# Arrays umwandeln



## Akkuschrauber (13. Februar 2009)

Hat jetzt vielleicht nix mit Webdesign zu tun, aber ich hab kein besseres Forum gefunden.

Ich hab folgendes Problem: 
Und zwar möchte ich in Visual Basic.NET ein eindimensionales Array in ein zweidimensionales umwandeln. Der 2D Array soll 200 Zahlen mit je 8 Stellen speichern. Es sollen immer 10Zahlen in eine "Reihe", dann soll eine neue beginnen.

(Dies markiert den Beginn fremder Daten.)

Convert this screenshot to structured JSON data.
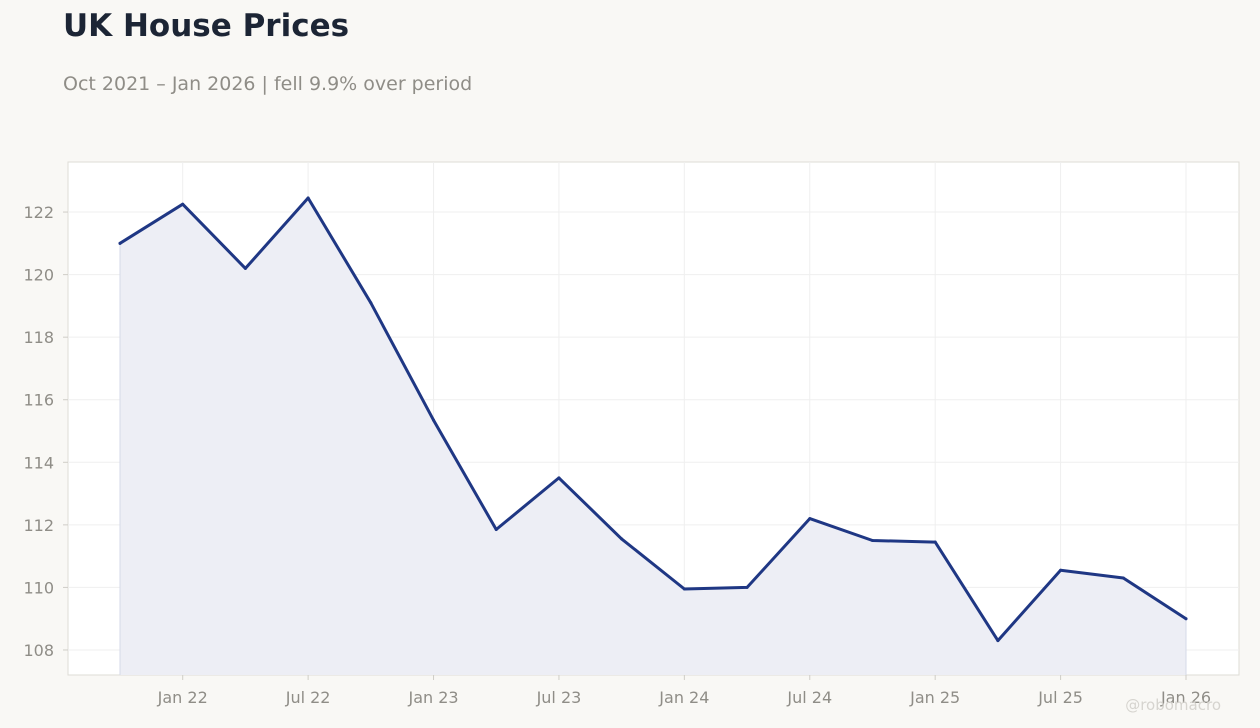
{
  "title": "UK House Prices",
  "subtitle": "Oct 2021 – Jan 2026 | fell 9.9% over period",
  "watermark": "@robomacro",
  "colors": {
    "background": "#f9f8f5",
    "plot_background": "#ffffff",
    "line": "#1f3784",
    "fill": "#edeef5",
    "grid": "#efefef",
    "axis_text": "#8f8d87",
    "title": "#1c2535"
  },
  "chart_data": {
    "type": "area",
    "title": "UK House Prices",
    "subtitle": "Oct 2021 – Jan 2026 | fell 9.9% over period",
    "xlabel": "",
    "ylabel": "",
    "x": [
      "Oct 2021",
      "Jan 2022",
      "Apr 2022",
      "Jul 2022",
      "Oct 2022",
      "Jan 2023",
      "Apr 2023",
      "Jul 2023",
      "Oct 2023",
      "Jan 2024",
      "Apr 2024",
      "Jul 2024",
      "Oct 2024",
      "Jan 2025",
      "Apr 2025",
      "Jul 2025",
      "Oct 2025",
      "Jan 2026"
    ],
    "x_months": [
      0,
      3,
      6,
      9,
      12,
      15,
      18,
      21,
      24,
      27,
      30,
      33,
      36,
      39,
      42,
      45,
      48,
      51
    ],
    "y": [
      121.0,
      122.25,
      120.2,
      122.45,
      119.1,
      115.35,
      111.85,
      113.5,
      111.55,
      109.95,
      110.0,
      112.2,
      111.5,
      111.45,
      108.3,
      110.55,
      110.3,
      109.0
    ],
    "x_ticks": [
      {
        "label": "Jan 22",
        "month": 3
      },
      {
        "label": "Jul 22",
        "month": 9
      },
      {
        "label": "Jan 23",
        "month": 15
      },
      {
        "label": "Jul 23",
        "month": 21
      },
      {
        "label": "Jan 24",
        "month": 27
      },
      {
        "label": "Jul 24",
        "month": 33
      },
      {
        "label": "Jan 25",
        "month": 39
      },
      {
        "label": "Jul 25",
        "month": 45
      },
      {
        "label": "Jan 26",
        "month": 51
      }
    ],
    "y_ticks": [
      108,
      110,
      112,
      114,
      116,
      118,
      120,
      122
    ],
    "ylim": [
      107.2,
      123.6
    ],
    "grid": true,
    "legend": "none"
  }
}
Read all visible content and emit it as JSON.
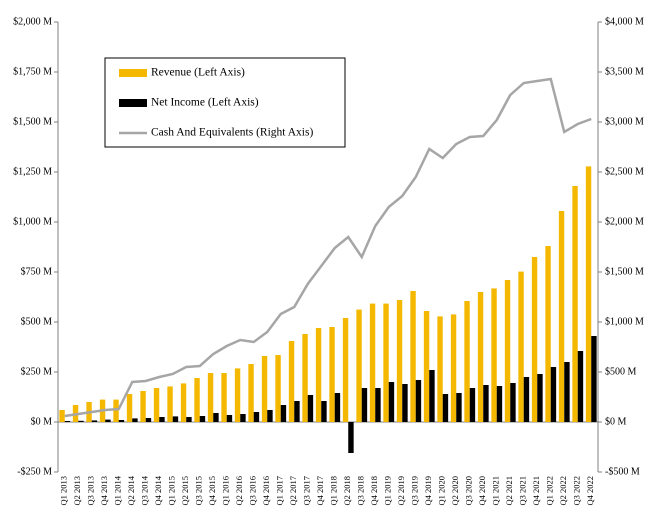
{
  "chart_data": {
    "type": "bar-line",
    "categories": [
      "Q1 2013",
      "Q2 2013",
      "Q3 2013",
      "Q4 2013",
      "Q1 2014",
      "Q2 2014",
      "Q3 2014",
      "Q4 2014",
      "Q1 2015",
      "Q2 2015",
      "Q3 2015",
      "Q4 2015",
      "Q1 2016",
      "Q2 2016",
      "Q3 2016",
      "Q4 2016",
      "Q1 2017",
      "Q2 2017",
      "Q3 2017",
      "Q4 2017",
      "Q1 2018",
      "Q2 2018",
      "Q3 2018",
      "Q4 2018",
      "Q1 2019",
      "Q2 2019",
      "Q3 2019",
      "Q4 2019",
      "Q1 2020",
      "Q2 2020",
      "Q3 2020",
      "Q4 2020",
      "Q1 2021",
      "Q2 2021",
      "Q3 2021",
      "Q4 2021",
      "Q1 2022",
      "Q2 2022",
      "Q3 2022",
      "Q4 2022"
    ],
    "series": [
      {
        "name": "Revenue (Left Axis)",
        "color": "#f5b800",
        "kind": "bar",
        "values": [
          60,
          85,
          100,
          112,
          112,
          140,
          155,
          170,
          178,
          193,
          220,
          245,
          245,
          268,
          290,
          330,
          335,
          405,
          440,
          470,
          475,
          520,
          562,
          592,
          592,
          610,
          655,
          555,
          528,
          538,
          605,
          650,
          668,
          710,
          752,
          825,
          880,
          1055,
          1180,
          1278
        ]
      },
      {
        "name": "Net Income (Left Axis)",
        "color": "#000000",
        "kind": "bar",
        "values": [
          5,
          6,
          8,
          12,
          10,
          18,
          20,
          25,
          28,
          25,
          30,
          45,
          35,
          40,
          50,
          60,
          85,
          105,
          135,
          105,
          145,
          -155,
          170,
          170,
          200,
          190,
          210,
          260,
          140,
          145,
          170,
          185,
          180,
          195,
          225,
          240,
          275,
          300,
          355,
          430
        ]
      },
      {
        "name": "Cash And Equivalents (Right Axis)",
        "color": "#a6a6a6",
        "kind": "line",
        "axis": "y2",
        "values": [
          60,
          80,
          100,
          120,
          130,
          400,
          410,
          450,
          480,
          550,
          560,
          680,
          760,
          820,
          800,
          900,
          1080,
          1150,
          1380,
          1560,
          1740,
          1850,
          1650,
          1960,
          2150,
          2260,
          2450,
          2730,
          2640,
          2780,
          2850,
          2860,
          3020,
          3270,
          3390,
          3410,
          3430,
          2900,
          2980,
          3030
        ]
      }
    ],
    "ylim": [
      -250,
      2000
    ],
    "yticks": [
      {
        "value": -250,
        "label": "-$250 M"
      },
      {
        "value": 0,
        "label": "$0 M"
      },
      {
        "value": 250,
        "label": "$250 M"
      },
      {
        "value": 500,
        "label": "$500 M"
      },
      {
        "value": 750,
        "label": "$750 M"
      },
      {
        "value": 1000,
        "label": "$1,000 M"
      },
      {
        "value": 1250,
        "label": "$1,250 M"
      },
      {
        "value": 1500,
        "label": "$1,500 M"
      },
      {
        "value": 1750,
        "label": "$1,750 M"
      },
      {
        "value": 2000,
        "label": "$2,000 M"
      }
    ],
    "y2lim": [
      -500,
      4000
    ],
    "y2ticks": [
      {
        "value": -500,
        "label": "-$500 M"
      },
      {
        "value": 0,
        "label": "$0 M"
      },
      {
        "value": 500,
        "label": "$500 M"
      },
      {
        "value": 1000,
        "label": "$1,000 M"
      },
      {
        "value": 1500,
        "label": "$1,500 M"
      },
      {
        "value": 2000,
        "label": "$2,000 M"
      },
      {
        "value": 2500,
        "label": "$2,500 M"
      },
      {
        "value": 3000,
        "label": "$3,000 M"
      },
      {
        "value": 3500,
        "label": "$3,500 M"
      },
      {
        "value": 4000,
        "label": "$4,000 M"
      }
    ],
    "grid": false,
    "legend": "upper left"
  }
}
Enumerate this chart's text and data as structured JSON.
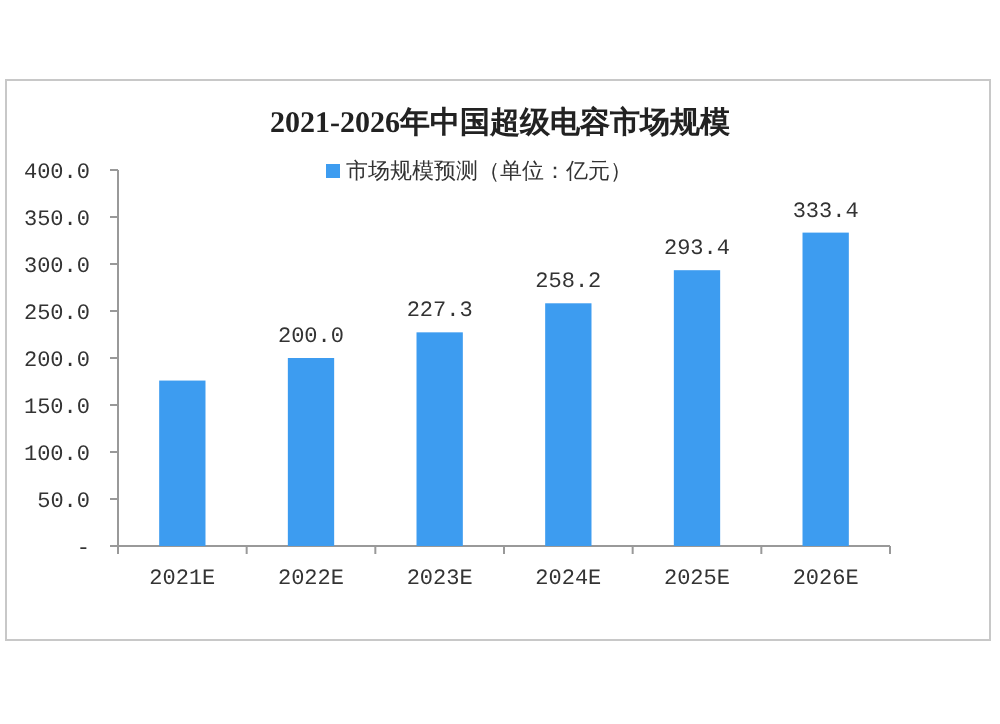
{
  "chart_data": {
    "type": "bar",
    "title": "2021-2026年中国超级电容市场规模",
    "categories": [
      "2021E",
      "2022E",
      "2023E",
      "2024E",
      "2025E",
      "2026E"
    ],
    "series": [
      {
        "name": "市场规模预测（单位：亿元）",
        "color": "#3d9cf0",
        "values": [
          176,
          200.0,
          227.3,
          258.2,
          293.4,
          333.4
        ],
        "value_labels": [
          null,
          "200.0",
          "227.3",
          "258.2",
          "293.4",
          "333.4"
        ]
      }
    ],
    "ylim": [
      0,
      400
    ],
    "yticks": [
      {
        "value": 0,
        "label": "-"
      },
      {
        "value": 50,
        "label": "50.0"
      },
      {
        "value": 100,
        "label": "100.0"
      },
      {
        "value": 150,
        "label": "150.0"
      },
      {
        "value": 200,
        "label": "200.0"
      },
      {
        "value": 250,
        "label": "250.0"
      },
      {
        "value": 300,
        "label": "300.0"
      },
      {
        "value": 350,
        "label": "350.0"
      },
      {
        "value": 400,
        "label": "400.0"
      }
    ],
    "grid": false,
    "legend": "top"
  }
}
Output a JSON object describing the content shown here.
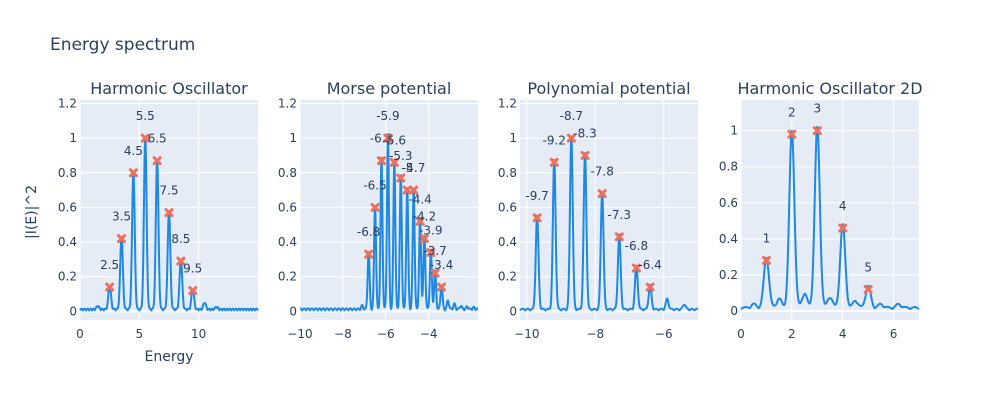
{
  "title": "Energy spectrum",
  "ylabel": "|I(E)|^2",
  "colors": {
    "plot_bg": "#e5ecf6",
    "line": "#1f88e5",
    "marker": "#ef6f5a",
    "text": "#2a3f5f",
    "grid": "#ffffff"
  },
  "chart_data": [
    {
      "type": "line",
      "title": "Harmonic Oscillator",
      "xlabel": "Energy",
      "xlim": [
        0,
        15
      ],
      "ylim": [
        -0.05,
        1.22
      ],
      "xticks": [
        0,
        5,
        10
      ],
      "yticks": [
        0,
        0.2,
        0.4,
        0.6,
        0.8,
        1,
        1.2
      ],
      "x_tick_labels": [
        "0",
        "5",
        "10"
      ],
      "y_tick_labels": [
        "0",
        "0.2",
        "0.4",
        "0.6",
        "0.8",
        "1",
        "1.2"
      ],
      "grid": true,
      "line_shape": {
        "type": "peaks",
        "width": 0.11,
        "baseline": 0.005,
        "ripple_amplitude": 0.01,
        "ripple_period": 0.25,
        "peaks": [
          [
            1.5,
            0.02
          ],
          [
            2.5,
            0.14
          ],
          [
            3.5,
            0.42
          ],
          [
            4.5,
            0.8
          ],
          [
            5.5,
            1.0
          ],
          [
            6.5,
            0.87
          ],
          [
            7.5,
            0.57
          ],
          [
            8.5,
            0.29
          ],
          [
            9.5,
            0.12
          ],
          [
            10.5,
            0.04
          ],
          [
            11.5,
            0.015
          ]
        ]
      },
      "peaks": [
        {
          "x": 2.5,
          "y": 0.14,
          "label": "2.5"
        },
        {
          "x": 3.5,
          "y": 0.42,
          "label": "3.5"
        },
        {
          "x": 4.5,
          "y": 0.8,
          "label": "4.5"
        },
        {
          "x": 5.5,
          "y": 1.0,
          "label": "5.5"
        },
        {
          "x": 6.5,
          "y": 0.87,
          "label": "6.5"
        },
        {
          "x": 7.5,
          "y": 0.57,
          "label": "7.5"
        },
        {
          "x": 8.5,
          "y": 0.29,
          "label": "8.5"
        },
        {
          "x": 9.5,
          "y": 0.12,
          "label": "9.5"
        }
      ]
    },
    {
      "type": "line",
      "title": "Morse potential",
      "xlabel": "",
      "xlim": [
        -10,
        -1.7
      ],
      "ylim": [
        -0.05,
        1.22
      ],
      "xticks": [
        -10,
        -8,
        -6,
        -4
      ],
      "yticks": [
        0,
        0.2,
        0.4,
        0.6,
        0.8,
        1,
        1.2
      ],
      "x_tick_labels": [
        "−10",
        "−8",
        "−6",
        "−4"
      ],
      "y_tick_labels": [
        "0",
        "0.2",
        "0.4",
        "0.6",
        "0.8",
        "1",
        "1.2"
      ],
      "grid": true,
      "line_shape": {
        "type": "peaks",
        "width": 0.045,
        "baseline": 0.005,
        "ripple_amplitude": 0.012,
        "ripple_period": 0.18,
        "peaks": [
          [
            -7.1,
            0.02
          ],
          [
            -6.8,
            0.33
          ],
          [
            -6.5,
            0.6
          ],
          [
            -6.2,
            0.87
          ],
          [
            -5.9,
            1.0
          ],
          [
            -5.6,
            0.86
          ],
          [
            -5.3,
            0.77
          ],
          [
            -5.0,
            0.7
          ],
          [
            -4.7,
            0.7
          ],
          [
            -4.4,
            0.52
          ],
          [
            -4.2,
            0.42
          ],
          [
            -3.9,
            0.34
          ],
          [
            -3.7,
            0.22
          ],
          [
            -3.4,
            0.14
          ],
          [
            -3.1,
            0.05
          ],
          [
            -2.8,
            0.03
          ],
          [
            -2.5,
            0.02
          ],
          [
            -2.2,
            0.015
          ],
          [
            -1.9,
            0.01
          ]
        ]
      },
      "peaks": [
        {
          "x": -6.8,
          "y": 0.33,
          "label": "-6.8"
        },
        {
          "x": -6.5,
          "y": 0.6,
          "label": "-6.5"
        },
        {
          "x": -6.2,
          "y": 0.87,
          "label": "-6.2"
        },
        {
          "x": -5.9,
          "y": 1.0,
          "label": "-5.9"
        },
        {
          "x": -5.6,
          "y": 0.86,
          "label": "-5.6"
        },
        {
          "x": -5.3,
          "y": 0.77,
          "label": "-5.3"
        },
        {
          "x": -5.0,
          "y": 0.7,
          "label": "-5"
        },
        {
          "x": -4.7,
          "y": 0.7,
          "label": "-4.7"
        },
        {
          "x": -4.4,
          "y": 0.52,
          "label": "-4.4"
        },
        {
          "x": -4.2,
          "y": 0.42,
          "label": "-4.2"
        },
        {
          "x": -3.9,
          "y": 0.34,
          "label": "-3.9"
        },
        {
          "x": -3.7,
          "y": 0.22,
          "label": "-3.7"
        },
        {
          "x": -3.4,
          "y": 0.14,
          "label": "-3.4"
        }
      ]
    },
    {
      "type": "line",
      "title": "Polynomial potential",
      "xlabel": "",
      "xlim": [
        -10.2,
        -5.0
      ],
      "ylim": [
        -0.05,
        1.22
      ],
      "xticks": [
        -10,
        -8,
        -6
      ],
      "yticks": [
        0,
        0.2,
        0.4,
        0.6,
        0.8,
        1,
        1.2
      ],
      "x_tick_labels": [
        "−10",
        "−8",
        "−6"
      ],
      "y_tick_labels": [
        "0",
        "0.2",
        "0.4",
        "0.6",
        "0.8",
        "1",
        "1.2"
      ],
      "grid": true,
      "line_shape": {
        "type": "peaks",
        "width": 0.04,
        "baseline": 0.005,
        "ripple_amplitude": 0.01,
        "ripple_period": 0.15,
        "peaks": [
          [
            -9.7,
            0.54
          ],
          [
            -9.2,
            0.86
          ],
          [
            -8.7,
            1.0
          ],
          [
            -8.3,
            0.9
          ],
          [
            -7.8,
            0.68
          ],
          [
            -7.3,
            0.43
          ],
          [
            -6.8,
            0.25
          ],
          [
            -6.4,
            0.14
          ],
          [
            -5.9,
            0.06
          ],
          [
            -5.4,
            0.03
          ]
        ]
      },
      "peaks": [
        {
          "x": -9.7,
          "y": 0.54,
          "label": "-9.7"
        },
        {
          "x": -9.2,
          "y": 0.86,
          "label": "-9.2"
        },
        {
          "x": -8.7,
          "y": 1.0,
          "label": "-8.7"
        },
        {
          "x": -8.3,
          "y": 0.9,
          "label": "-8.3"
        },
        {
          "x": -7.8,
          "y": 0.68,
          "label": "-7.8"
        },
        {
          "x": -7.3,
          "y": 0.43,
          "label": "-7.3"
        },
        {
          "x": -6.8,
          "y": 0.25,
          "label": "-6.8"
        },
        {
          "x": -6.4,
          "y": 0.14,
          "label": "-6.4"
        }
      ]
    },
    {
      "type": "line",
      "title": "Harmonic Oscillator 2D",
      "xlabel": "",
      "xlim": [
        0,
        7
      ],
      "ylim": [
        -0.05,
        1.17
      ],
      "xticks": [
        0,
        2,
        4,
        6
      ],
      "yticks": [
        0,
        0.2,
        0.4,
        0.6,
        0.8,
        1
      ],
      "x_tick_labels": [
        "0",
        "2",
        "4",
        "6"
      ],
      "y_tick_labels": [
        "0",
        "0.2",
        "0.4",
        "0.6",
        "0.8",
        "1"
      ],
      "grid": true,
      "line_shape": {
        "type": "peaks",
        "width": 0.1,
        "baseline": 0.01,
        "ripple_amplitude": 0.012,
        "ripple_period": 0.35,
        "peaks": [
          [
            0.5,
            0.02
          ],
          [
            1.0,
            0.28
          ],
          [
            1.5,
            0.05
          ],
          [
            2.0,
            0.98
          ],
          [
            2.5,
            0.08
          ],
          [
            3.0,
            1.0
          ],
          [
            3.5,
            0.06
          ],
          [
            4.0,
            0.46
          ],
          [
            4.5,
            0.04
          ],
          [
            5.0,
            0.12
          ],
          [
            5.5,
            0.02
          ],
          [
            6.2,
            0.02
          ]
        ]
      },
      "peaks": [
        {
          "x": 1.0,
          "y": 0.28,
          "label": "1"
        },
        {
          "x": 2.0,
          "y": 0.98,
          "label": "2"
        },
        {
          "x": 3.0,
          "y": 1.0,
          "label": "3"
        },
        {
          "x": 4.0,
          "y": 0.46,
          "label": "4"
        },
        {
          "x": 5.0,
          "y": 0.12,
          "label": "5"
        }
      ]
    }
  ]
}
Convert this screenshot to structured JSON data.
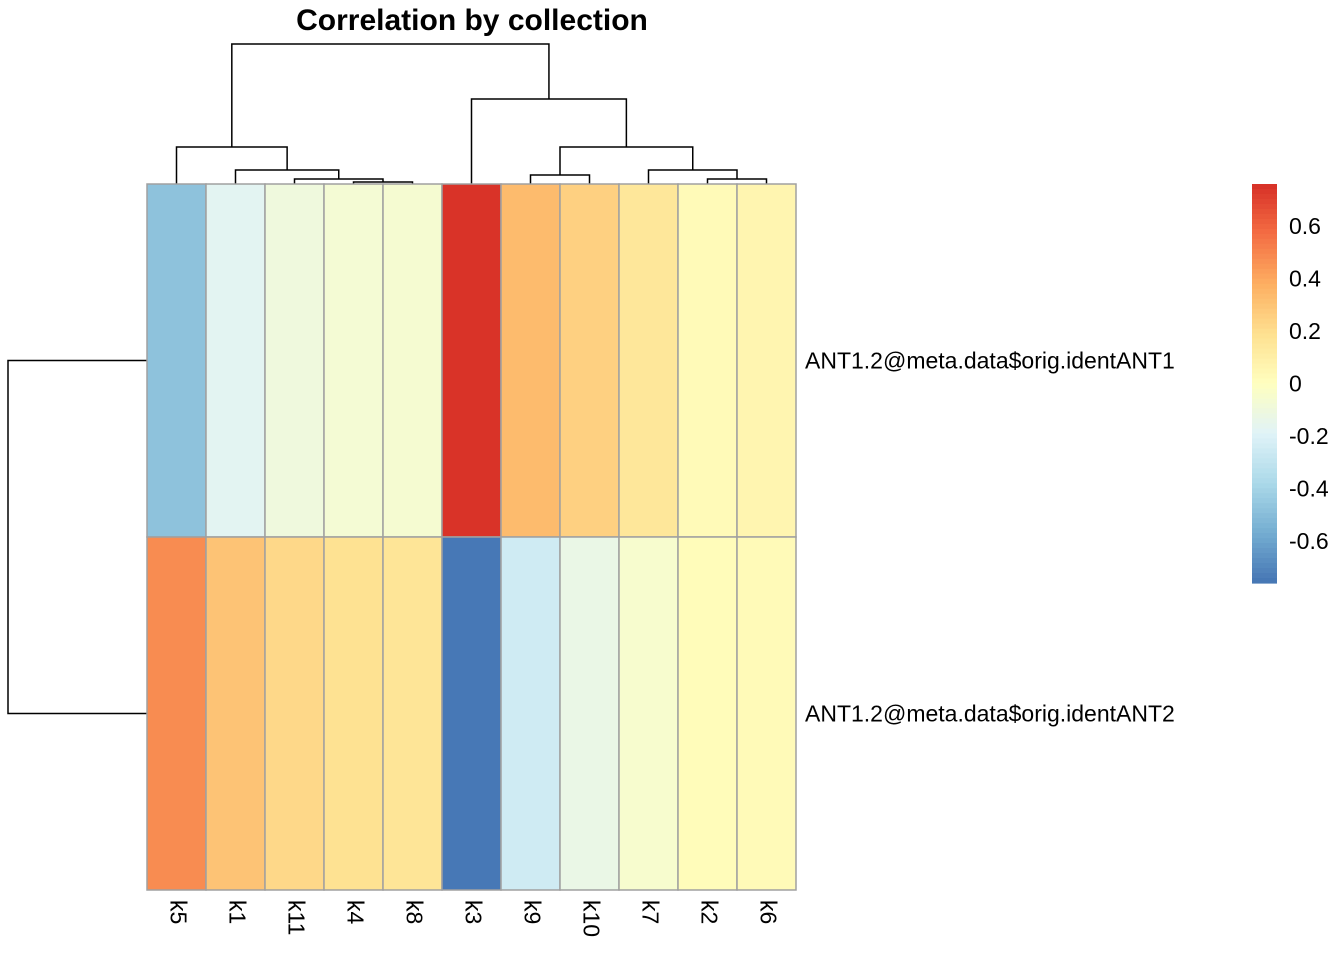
{
  "chart_data": {
    "type": "heatmap",
    "title": "Correlation by collection",
    "columns": [
      "k5",
      "k1",
      "k11",
      "k4",
      "k8",
      "k3",
      "k9",
      "k10",
      "k7",
      "k2",
      "k6"
    ],
    "rows": [
      "ANT1.2@meta.data$orig.identANT1",
      "ANT1.2@meta.data$orig.identANT2"
    ],
    "values": [
      [
        -0.48,
        -0.17,
        -0.1,
        -0.07,
        -0.06,
        0.75,
        0.33,
        0.25,
        0.15,
        0.03,
        0.06
      ],
      [
        0.48,
        0.3,
        0.22,
        0.18,
        0.16,
        -0.75,
        -0.25,
        -0.13,
        -0.05,
        0.02,
        0.03
      ]
    ],
    "color_scale": {
      "range": [
        -0.76,
        0.76
      ],
      "ticks": [
        "0.6",
        "0.4",
        "0.2",
        "0",
        "-0.2",
        "-0.4",
        "-0.6"
      ],
      "tick_values": [
        0.6,
        0.4,
        0.2,
        0,
        -0.2,
        -0.4,
        -0.6
      ],
      "low_color": "#4575b4",
      "mid_color": "#ffffbf",
      "high_color": "#d73027"
    },
    "legend_placement": "right",
    "column_dendrogram": true,
    "row_dendrogram": true
  }
}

Ich steh da leider total aufm Schlauch, vielleicht kann mir ja einer von euch dabei helfen.

Greetz 
Akkuschrauber


----------



## k-b (13. Februar 2009)

Pseudocode (da Problem Programmiersprachenunabhängig und ich kein VB kann):


ausgangsarray;
c = 0;

for i = 0; i < x; i++
 for j = 0; j < y; j++
  neuesarray_[j] = ausgangsarray[c]
  c++;

x und y sind die Grenzen von deinem zweidimensionallen Array, jeweils in x und y - Richtung (habe deine verworrene Fragestellung nicht ganz verstanden). Dann befüllst du das Array, indem du jeden Wert (also in beiden Dimensionen) durchgehst und für jeden Wert einen noch nicht gelesenen Wert aus dem ursprungsarray raus holst._


----------



## Akkuschrauber (14. Februar 2009)

Vielen Dank, funktioniert.


----------